Author:
Girard Lucas,Guyonvarch Yannick
Abstract
Dans les années 1990, Joshua Angrist et Guido Imbens se demandèrent comment interpréter causalement les estimations obtenues au moyen de variables instrumentales (une méthode courante en économie) en s’appuyant sur la notion de variables potentielles (un cadre classique pour formaliser les relations causales en statistique). Ils comblèrent un fossé entre ces deux disciplines en mettant en évidence l’importance de considérer l’hétérogénéité des effets d’un traitement et en montrant que, sous des hypothèses raisonnables dans de nombreuses situations pratiques, cette méthode permet d’estimer un effet causal moyen sur une sous-population spécifique d’individus, ceux dont le traitement est affecté par l’instrument. Ils reçurent le prix Nobel d’économie essentiellement pour cette notion de « local average treatment effect » (LATE).

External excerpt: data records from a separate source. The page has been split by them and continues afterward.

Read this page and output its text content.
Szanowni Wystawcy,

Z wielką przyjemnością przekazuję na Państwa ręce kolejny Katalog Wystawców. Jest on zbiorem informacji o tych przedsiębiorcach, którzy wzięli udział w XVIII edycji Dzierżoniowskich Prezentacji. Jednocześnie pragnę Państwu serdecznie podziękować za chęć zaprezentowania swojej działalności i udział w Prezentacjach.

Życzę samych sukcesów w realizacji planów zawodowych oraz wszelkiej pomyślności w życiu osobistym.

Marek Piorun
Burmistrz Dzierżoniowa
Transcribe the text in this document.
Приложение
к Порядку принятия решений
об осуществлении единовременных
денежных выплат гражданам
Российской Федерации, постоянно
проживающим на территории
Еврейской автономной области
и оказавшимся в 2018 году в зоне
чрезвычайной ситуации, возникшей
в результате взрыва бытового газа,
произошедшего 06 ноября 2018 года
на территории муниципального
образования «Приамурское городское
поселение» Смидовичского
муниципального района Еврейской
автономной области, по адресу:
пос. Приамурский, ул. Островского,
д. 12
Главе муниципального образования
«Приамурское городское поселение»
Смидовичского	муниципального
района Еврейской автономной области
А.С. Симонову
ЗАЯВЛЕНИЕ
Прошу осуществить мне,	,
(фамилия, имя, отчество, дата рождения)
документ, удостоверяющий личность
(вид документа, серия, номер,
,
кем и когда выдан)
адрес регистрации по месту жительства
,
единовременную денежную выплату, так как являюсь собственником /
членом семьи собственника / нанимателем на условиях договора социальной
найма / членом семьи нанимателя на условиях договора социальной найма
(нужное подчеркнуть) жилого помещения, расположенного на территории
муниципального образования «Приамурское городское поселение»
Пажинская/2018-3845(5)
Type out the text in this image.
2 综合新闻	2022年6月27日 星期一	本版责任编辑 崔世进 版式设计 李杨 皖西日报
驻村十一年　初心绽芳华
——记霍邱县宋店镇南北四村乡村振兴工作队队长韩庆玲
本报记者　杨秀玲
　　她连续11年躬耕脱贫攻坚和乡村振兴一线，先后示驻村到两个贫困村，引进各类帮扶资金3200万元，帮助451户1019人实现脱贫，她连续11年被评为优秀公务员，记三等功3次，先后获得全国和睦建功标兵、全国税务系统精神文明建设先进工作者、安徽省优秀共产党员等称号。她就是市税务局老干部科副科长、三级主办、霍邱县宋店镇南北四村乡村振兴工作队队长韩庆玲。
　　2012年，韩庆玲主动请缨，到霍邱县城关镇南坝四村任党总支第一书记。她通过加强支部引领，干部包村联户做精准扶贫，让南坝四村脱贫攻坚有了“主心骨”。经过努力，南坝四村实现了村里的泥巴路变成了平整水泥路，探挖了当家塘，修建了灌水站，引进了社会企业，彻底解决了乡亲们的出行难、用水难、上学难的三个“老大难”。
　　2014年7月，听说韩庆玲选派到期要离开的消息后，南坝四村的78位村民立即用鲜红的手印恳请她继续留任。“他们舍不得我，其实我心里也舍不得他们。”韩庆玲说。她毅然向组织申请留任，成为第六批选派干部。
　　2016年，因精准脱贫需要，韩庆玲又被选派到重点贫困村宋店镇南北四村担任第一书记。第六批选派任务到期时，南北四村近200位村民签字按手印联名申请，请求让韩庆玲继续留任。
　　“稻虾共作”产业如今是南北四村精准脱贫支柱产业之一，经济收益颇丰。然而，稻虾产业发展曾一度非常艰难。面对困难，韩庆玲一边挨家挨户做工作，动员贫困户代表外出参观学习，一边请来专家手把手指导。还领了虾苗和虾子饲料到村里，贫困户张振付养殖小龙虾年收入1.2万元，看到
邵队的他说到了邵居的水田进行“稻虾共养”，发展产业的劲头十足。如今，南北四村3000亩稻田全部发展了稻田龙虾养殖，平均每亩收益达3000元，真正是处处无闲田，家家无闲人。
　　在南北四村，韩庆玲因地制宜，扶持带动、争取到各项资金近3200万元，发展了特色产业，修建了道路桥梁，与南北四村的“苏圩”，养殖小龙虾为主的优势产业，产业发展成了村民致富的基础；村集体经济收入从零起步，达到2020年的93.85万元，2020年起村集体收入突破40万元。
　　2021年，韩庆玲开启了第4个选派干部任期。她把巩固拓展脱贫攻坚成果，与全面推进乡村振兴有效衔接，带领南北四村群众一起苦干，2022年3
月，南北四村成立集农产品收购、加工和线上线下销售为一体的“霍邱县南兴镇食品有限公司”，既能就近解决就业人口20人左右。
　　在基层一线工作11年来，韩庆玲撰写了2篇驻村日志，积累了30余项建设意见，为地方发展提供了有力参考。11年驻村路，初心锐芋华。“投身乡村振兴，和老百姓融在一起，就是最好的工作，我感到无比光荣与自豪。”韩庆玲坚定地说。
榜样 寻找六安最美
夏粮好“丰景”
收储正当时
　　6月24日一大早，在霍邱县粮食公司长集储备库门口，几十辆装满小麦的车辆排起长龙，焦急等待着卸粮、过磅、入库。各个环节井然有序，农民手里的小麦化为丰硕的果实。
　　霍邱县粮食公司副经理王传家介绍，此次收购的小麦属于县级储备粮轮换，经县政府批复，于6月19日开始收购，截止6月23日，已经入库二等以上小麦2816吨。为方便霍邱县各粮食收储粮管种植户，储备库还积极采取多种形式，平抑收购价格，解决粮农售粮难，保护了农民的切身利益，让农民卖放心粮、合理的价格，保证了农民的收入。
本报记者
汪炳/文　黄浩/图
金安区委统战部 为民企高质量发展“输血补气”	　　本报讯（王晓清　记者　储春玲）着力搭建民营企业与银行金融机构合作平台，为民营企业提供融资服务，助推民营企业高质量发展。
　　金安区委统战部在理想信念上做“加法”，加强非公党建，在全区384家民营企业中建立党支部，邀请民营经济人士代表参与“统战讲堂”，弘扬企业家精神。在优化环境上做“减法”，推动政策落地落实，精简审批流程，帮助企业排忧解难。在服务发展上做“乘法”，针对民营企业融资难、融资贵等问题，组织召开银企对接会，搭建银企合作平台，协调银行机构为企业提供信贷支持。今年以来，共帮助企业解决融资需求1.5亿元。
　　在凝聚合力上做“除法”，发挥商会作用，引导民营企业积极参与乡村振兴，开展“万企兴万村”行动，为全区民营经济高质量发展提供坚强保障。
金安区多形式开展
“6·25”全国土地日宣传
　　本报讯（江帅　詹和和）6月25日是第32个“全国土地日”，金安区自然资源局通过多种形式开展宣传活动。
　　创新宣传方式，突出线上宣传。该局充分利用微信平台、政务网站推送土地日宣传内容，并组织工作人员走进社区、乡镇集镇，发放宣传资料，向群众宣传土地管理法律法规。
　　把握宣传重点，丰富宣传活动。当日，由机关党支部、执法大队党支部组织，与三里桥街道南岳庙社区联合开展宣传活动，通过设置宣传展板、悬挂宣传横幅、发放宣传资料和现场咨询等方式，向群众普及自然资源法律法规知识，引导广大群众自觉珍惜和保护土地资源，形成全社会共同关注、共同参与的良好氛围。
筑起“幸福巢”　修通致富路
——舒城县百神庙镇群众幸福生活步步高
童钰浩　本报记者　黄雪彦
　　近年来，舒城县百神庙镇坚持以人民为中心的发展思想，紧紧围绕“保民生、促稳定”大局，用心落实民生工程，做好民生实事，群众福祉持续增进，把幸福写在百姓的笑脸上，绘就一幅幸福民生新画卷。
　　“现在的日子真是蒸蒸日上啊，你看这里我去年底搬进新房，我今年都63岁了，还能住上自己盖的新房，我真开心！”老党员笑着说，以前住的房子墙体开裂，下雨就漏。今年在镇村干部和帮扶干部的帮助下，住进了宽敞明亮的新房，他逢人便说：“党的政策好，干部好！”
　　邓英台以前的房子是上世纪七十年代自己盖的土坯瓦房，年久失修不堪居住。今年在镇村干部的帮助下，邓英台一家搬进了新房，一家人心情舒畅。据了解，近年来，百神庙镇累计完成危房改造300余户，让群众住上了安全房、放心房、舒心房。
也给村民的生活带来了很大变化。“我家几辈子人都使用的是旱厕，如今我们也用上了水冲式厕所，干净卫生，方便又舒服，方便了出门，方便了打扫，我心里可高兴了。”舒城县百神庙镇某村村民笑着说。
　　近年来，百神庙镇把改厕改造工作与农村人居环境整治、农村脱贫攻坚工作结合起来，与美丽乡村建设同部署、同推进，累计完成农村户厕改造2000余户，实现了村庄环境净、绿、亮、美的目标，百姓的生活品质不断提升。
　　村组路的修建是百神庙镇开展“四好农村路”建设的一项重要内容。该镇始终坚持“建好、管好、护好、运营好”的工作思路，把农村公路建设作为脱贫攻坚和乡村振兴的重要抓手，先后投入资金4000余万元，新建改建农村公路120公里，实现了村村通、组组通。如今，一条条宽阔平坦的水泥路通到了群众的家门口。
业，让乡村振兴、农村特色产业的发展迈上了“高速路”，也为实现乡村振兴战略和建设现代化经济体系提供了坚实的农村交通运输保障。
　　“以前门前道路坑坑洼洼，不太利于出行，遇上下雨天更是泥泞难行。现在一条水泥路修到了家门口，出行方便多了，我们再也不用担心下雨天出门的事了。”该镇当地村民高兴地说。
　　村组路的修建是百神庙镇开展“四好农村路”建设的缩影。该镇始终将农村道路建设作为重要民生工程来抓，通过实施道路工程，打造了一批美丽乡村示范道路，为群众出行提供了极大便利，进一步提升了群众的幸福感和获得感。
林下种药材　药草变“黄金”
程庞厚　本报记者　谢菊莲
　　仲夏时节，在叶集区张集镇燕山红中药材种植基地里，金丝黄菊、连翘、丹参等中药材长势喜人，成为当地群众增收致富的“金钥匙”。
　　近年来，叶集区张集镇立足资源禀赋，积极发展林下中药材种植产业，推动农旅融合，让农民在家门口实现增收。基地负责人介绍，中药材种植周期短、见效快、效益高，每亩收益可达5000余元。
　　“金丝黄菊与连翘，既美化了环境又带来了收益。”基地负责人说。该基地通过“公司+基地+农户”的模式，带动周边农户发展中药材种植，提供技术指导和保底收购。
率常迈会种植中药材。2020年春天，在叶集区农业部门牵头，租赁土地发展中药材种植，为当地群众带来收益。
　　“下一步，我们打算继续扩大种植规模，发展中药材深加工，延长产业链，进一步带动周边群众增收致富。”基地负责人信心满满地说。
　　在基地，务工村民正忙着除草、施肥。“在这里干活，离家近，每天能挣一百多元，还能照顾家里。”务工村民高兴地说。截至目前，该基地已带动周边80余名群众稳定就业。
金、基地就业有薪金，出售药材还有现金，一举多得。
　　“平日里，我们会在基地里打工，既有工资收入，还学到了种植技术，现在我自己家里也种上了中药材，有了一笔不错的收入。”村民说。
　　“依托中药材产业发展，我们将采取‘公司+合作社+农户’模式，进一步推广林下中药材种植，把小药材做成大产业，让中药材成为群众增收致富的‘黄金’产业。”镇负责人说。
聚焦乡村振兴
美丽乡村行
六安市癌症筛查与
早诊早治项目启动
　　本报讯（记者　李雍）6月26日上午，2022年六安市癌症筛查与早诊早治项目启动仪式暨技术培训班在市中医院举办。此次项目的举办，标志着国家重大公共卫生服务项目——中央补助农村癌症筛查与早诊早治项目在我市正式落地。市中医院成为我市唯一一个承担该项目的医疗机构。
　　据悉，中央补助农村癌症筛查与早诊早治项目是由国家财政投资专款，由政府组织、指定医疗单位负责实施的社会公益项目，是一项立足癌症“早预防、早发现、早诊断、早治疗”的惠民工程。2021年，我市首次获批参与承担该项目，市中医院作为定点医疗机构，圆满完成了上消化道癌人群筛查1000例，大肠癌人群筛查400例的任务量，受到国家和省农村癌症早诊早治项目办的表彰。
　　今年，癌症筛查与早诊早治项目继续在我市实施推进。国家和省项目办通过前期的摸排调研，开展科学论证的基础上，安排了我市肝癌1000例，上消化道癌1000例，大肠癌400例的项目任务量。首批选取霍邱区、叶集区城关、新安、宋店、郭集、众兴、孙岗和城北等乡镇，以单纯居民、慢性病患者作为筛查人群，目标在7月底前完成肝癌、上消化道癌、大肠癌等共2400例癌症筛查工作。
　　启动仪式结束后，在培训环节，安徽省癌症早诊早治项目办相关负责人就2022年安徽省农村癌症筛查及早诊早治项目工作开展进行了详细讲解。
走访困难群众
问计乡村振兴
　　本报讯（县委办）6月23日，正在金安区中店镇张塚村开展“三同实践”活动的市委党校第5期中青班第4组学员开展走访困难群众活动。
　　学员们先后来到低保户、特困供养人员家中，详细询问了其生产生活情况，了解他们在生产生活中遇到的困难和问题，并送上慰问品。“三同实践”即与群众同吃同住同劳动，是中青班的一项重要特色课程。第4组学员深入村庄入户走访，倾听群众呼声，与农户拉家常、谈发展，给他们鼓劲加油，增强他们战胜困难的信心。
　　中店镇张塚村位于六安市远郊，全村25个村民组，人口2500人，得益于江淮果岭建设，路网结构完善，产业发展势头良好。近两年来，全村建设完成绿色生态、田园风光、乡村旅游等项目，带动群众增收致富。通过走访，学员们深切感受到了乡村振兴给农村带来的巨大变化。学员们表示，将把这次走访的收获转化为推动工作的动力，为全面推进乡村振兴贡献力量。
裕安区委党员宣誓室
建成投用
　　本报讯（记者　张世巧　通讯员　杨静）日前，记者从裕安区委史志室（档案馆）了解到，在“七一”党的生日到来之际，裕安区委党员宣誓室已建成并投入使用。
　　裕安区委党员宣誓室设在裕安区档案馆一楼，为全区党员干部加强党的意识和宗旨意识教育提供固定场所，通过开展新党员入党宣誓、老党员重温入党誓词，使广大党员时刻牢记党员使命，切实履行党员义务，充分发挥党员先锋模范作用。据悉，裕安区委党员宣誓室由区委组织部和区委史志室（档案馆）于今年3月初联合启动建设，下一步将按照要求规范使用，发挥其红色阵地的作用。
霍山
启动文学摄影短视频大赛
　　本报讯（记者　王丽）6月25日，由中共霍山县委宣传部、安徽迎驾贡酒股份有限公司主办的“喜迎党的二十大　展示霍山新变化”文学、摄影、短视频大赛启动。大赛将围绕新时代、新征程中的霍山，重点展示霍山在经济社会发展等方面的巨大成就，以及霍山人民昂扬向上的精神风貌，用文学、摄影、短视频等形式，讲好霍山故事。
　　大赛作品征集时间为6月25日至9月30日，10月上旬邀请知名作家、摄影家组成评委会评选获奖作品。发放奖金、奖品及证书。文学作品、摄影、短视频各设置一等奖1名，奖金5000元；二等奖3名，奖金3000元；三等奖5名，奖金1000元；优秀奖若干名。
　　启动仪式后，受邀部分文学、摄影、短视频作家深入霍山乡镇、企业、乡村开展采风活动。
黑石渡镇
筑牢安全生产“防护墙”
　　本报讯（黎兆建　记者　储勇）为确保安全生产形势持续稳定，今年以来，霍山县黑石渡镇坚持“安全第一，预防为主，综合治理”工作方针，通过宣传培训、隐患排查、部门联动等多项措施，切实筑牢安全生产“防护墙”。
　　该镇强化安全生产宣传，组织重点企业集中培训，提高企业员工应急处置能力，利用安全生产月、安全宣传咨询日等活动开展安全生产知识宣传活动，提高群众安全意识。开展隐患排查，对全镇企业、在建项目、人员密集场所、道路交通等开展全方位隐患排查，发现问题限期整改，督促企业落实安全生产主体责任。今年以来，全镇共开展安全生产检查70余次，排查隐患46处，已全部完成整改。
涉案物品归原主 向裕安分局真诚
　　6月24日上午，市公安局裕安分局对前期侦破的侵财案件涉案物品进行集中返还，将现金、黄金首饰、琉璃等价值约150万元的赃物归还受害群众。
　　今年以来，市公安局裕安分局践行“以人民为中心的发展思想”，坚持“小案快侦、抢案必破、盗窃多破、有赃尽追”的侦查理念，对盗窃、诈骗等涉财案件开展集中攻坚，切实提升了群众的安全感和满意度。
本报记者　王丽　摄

La première partie de cet article présente en détail cet apport méthodologique : ses racines visibles dans des articles appliqués antérieurs, les différents résultats d’identification et leurs extensions, ainsi que les débats portant sur l’intérêt du LATE pour éclairer des décisions de politique publique. La seconde examine les principales contributions de ces deux auteurs en plus du LATE. J. Angrist a poursuivi ses travaux empiriques dans plusieurs champs, en particulier celui de l’éducation, toujours avec une attention singulière accordée à la stratégie d’identification en recherchant et en utilisant des expériences naturelles informatives et variées. G. Imbens a continué à enrichir la boite à outils permettant d’estimer les effets causaux d’un traitement ou d’une politique publique avec de nombreuses avancées méthodologiques, notamment le matching sur le score de propension et, plus récemment, l’adaptation des techniques d’apprentissage statistique (« machine learning ») aux problématiques économétriques.